Shanghai’s hairy crabs or mitten crabs are so named for the dense, black furry patches of hair on their largest pincers. Small and served steamed, these crabs are known for being prolific procreators capable of withstanding polluted conditions and tolerating heavy metals. In Europe, they are considered a pest and in America, their population is closely monitored as they often dominate their environment potentially destroying other species. In London, alerts were broadcast that there had been sightings of the hairy crab emerging from the Thames River, and the Natural History Museum sent out press releases telling people that they were edible.
These crabs are said to be from the cold Lake Yeung Ching in China although there is discussion about whether they actually come from there as it is said to be quite polluted. The cost of the actual crab is about $HK50 ($A6) for a 3oz crab or $100HKD/$A12.30 for an 8 oz crab. They’re not too costly for a season crab delicacy.
We’re at Superstar Seafood Restaurant in Hong Kong’s Harbour City and we weave through the maze of shops ooohing and aaahing over the different brands, many of which we just don’t get in Sydney. But our mission this evening is not about shopping and shoes, but about snaring these prized crabs before the season finishes, or at least doing some serious operations on them as suggested by our table setting. For each diner there’s a pair of scissors, some plastic gloves, a crab poker, two sets of chopsticks (one to help yourself to the shared food and one to eat with) and a crab fork. Around us are tables with couples in snug, cute little booths and other larger groups, but what they all have in common are the telltale plastic gloves.
Our set menu is $HK399 ($A50) per person and for that we’ll get a range of dishes and desserts including three hairy crabs: one female and two male. Our guide, Fred shows us how to tell the difference between a male and a female crab – the male has a triangular tab while a female’s is round. To eat a crab, you have to don the gloves and break off or cut off the legs. Fred then shows us the best way to eat these hairy creatures.

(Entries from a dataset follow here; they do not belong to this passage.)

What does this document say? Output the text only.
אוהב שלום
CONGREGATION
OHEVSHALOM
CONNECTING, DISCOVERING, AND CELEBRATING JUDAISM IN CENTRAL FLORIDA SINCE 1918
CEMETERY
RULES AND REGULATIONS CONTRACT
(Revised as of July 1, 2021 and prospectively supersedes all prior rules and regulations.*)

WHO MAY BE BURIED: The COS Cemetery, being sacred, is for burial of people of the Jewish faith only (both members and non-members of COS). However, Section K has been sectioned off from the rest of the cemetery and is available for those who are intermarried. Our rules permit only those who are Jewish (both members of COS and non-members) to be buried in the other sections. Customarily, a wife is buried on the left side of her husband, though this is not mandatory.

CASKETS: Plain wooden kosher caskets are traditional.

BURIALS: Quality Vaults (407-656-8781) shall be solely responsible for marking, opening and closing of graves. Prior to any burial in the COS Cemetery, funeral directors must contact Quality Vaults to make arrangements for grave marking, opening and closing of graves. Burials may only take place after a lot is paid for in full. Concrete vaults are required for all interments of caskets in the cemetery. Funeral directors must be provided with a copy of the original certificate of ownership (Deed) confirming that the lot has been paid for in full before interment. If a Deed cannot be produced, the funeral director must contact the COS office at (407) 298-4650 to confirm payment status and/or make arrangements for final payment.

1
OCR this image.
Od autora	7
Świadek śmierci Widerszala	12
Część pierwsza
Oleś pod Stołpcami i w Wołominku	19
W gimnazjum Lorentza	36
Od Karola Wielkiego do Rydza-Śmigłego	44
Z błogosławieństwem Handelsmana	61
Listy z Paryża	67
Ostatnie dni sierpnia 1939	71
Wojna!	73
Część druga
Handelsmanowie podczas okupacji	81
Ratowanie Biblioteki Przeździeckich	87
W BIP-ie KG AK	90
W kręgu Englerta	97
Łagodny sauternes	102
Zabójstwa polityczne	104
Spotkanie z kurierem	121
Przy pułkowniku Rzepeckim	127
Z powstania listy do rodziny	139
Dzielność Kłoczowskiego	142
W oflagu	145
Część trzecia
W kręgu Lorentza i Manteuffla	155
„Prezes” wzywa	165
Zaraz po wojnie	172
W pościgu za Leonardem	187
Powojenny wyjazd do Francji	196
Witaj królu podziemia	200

The Chinese never eat the tiny small jellied part underneath the crab because they believe that this lowers their temperature so they remove it. It’s hard to locate and is very small – oops, once I forgot it and ate it. Crab is said to be yin which means that it cools the body so it is always served with hot tea. After removing the legs, you then pull apart the shell and cut the body in half. Dip it in the black vinegar, an essential part of the flavour, and eat or pick away at the soft meat with the little tool.